Австрияки? Тонкая работа. Выставить посмешищем.

Но мне кажется, что это не ни. Ведь когда я только начал работать с Демидовым была такая же ситуация. Такой же почерк. И тогда австрийцам было не до нас. Против нас тогда были наглы со шведами. Сейчас у шведом своих проблем хватает. Неужели англичане? Еще и уводят следы в Вену?

Ну что ж, хотите шоу? Будет вам шоу. Скомкав записку, я подошел к Нартову, который с мрачным лицом пытался провернуть заклинивший механизм.

– Починить на месте сможешь? – тихо спросил я.

Он поднял на меня глаза, полные отчаяния.

– Починить? Петр Алексеевич, да тут все нутро менять надо! Цилиндр и поршень испорчены!

– Я не прошу тебя его чинить. Я прошу устроить представление.

Нартов удивленно посмотрел на меня.

– Андрей, сможешь заклинить выпускной клапан и пустить пар напрямую в цилиндр, в обход золотника? Плевать на износ, мне нужен грохот! Чтобы он молотил как бешеный, пока не развалится!

Его мозг инженера мгновенно заработал, просчитывая риски.

– Можно… – неуверенно протянул он. – Но это аварийный режим! Давление станет неуправляемым, он будет бить хаотично! Станина может не выдержать… он может просто взорваться!

– То, что надо, – кивнул я. – Именно это мне и нужно. Рискни. Сделай так, чтобы это выглядело страшно. И громко. И дай мне сигнал.

Вернувшись на помост, я поднял рупор.

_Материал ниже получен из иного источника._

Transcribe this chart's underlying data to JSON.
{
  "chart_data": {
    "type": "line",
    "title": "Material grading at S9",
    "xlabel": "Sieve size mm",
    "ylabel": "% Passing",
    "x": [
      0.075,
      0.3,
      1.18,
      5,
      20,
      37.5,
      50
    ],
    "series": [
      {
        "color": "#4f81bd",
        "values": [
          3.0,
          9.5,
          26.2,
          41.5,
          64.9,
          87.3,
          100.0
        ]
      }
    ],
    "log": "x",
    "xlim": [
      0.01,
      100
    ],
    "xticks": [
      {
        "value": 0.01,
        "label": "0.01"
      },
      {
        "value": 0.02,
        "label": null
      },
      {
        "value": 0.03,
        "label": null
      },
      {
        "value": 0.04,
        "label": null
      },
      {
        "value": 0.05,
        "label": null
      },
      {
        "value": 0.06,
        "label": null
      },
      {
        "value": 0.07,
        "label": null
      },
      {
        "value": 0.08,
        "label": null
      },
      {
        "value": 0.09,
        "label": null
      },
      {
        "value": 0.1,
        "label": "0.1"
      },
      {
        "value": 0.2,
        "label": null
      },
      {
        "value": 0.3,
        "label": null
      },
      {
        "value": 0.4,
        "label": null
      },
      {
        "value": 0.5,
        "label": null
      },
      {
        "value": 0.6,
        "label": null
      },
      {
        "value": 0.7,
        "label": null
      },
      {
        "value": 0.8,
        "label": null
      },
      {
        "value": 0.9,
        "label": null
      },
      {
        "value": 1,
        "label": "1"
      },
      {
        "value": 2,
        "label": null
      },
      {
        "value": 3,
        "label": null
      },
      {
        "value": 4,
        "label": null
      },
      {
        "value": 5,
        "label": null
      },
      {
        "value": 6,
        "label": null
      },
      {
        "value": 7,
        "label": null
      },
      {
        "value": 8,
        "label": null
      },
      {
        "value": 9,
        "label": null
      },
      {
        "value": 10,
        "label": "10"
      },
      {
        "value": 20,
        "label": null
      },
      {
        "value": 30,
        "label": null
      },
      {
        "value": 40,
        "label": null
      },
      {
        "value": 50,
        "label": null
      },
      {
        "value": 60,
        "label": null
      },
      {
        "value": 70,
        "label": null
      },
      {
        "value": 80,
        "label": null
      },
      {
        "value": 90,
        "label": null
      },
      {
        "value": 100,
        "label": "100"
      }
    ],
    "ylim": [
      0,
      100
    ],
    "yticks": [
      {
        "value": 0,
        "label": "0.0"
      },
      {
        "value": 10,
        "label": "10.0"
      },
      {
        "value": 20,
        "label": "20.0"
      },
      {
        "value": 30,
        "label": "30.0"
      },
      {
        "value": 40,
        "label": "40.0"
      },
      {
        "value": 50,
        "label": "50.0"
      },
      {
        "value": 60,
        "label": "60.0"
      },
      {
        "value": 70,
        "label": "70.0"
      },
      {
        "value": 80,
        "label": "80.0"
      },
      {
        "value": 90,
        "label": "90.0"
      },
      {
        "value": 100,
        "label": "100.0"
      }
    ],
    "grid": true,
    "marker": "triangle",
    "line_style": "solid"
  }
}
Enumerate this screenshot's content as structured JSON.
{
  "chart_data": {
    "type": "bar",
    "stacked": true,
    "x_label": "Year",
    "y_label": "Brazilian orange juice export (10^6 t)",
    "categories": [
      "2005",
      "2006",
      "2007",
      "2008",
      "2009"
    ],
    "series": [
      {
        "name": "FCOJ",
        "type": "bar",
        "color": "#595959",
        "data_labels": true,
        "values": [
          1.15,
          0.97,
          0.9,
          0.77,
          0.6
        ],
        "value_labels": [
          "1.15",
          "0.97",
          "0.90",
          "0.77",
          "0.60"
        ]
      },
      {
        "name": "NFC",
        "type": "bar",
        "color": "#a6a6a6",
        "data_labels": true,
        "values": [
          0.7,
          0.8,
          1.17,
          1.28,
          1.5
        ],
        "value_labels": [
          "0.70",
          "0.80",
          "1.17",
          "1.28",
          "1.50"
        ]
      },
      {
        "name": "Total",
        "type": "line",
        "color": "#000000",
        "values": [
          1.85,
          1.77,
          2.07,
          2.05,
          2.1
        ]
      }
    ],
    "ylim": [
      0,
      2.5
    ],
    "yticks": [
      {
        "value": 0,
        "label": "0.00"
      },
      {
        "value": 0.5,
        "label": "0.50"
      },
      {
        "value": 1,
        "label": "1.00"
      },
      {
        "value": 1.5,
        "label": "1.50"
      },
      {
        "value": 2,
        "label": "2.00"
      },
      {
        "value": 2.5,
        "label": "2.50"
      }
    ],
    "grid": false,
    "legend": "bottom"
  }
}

Толпа откровенно скучала, раздавались свистки и улюлюканье.

– А теперь, господа, – заорал я, – вы увидите то, чего не видел еще никто в Европе! Форсированный режим работы парового молота! Наш ответ на любую непредвиденную ситуацию!

Я поймал удивленный взгляд Петра. Он не понимал, что я задумал, но в его глазах мелькнуло доверие. В этот момент Нартов едва заметно кивнул.

– Давай! – заорал я ему.

Нартов дернул за рычаг, и машина содрогнулась, будто в припадке. Она забилась в конвульсиях. Из-под пробитой наспех заглушки с диким ревом вырвалась струя раскаленного пара, окутав молот клубящимся облаком. Станина заходила ходуном, плохо закрепленные гайки от вибрации начали откручиваться и со звоном падать на помост. Весь механизм затрясся в лихорадке, издавая оглушительный, вибрирующий шум, от которого, казалось, дрожала брусчатка. Боек молота, вместо плавного хода, начал наносить по наковальне серию коротких, яростных, сумасшедших ударов. Бум-бум-бум-бум! С каждым ударом из-под него вылетали не просто искры – целые снопы ослепительного огня, взмывавшие к небу, как фейерверк.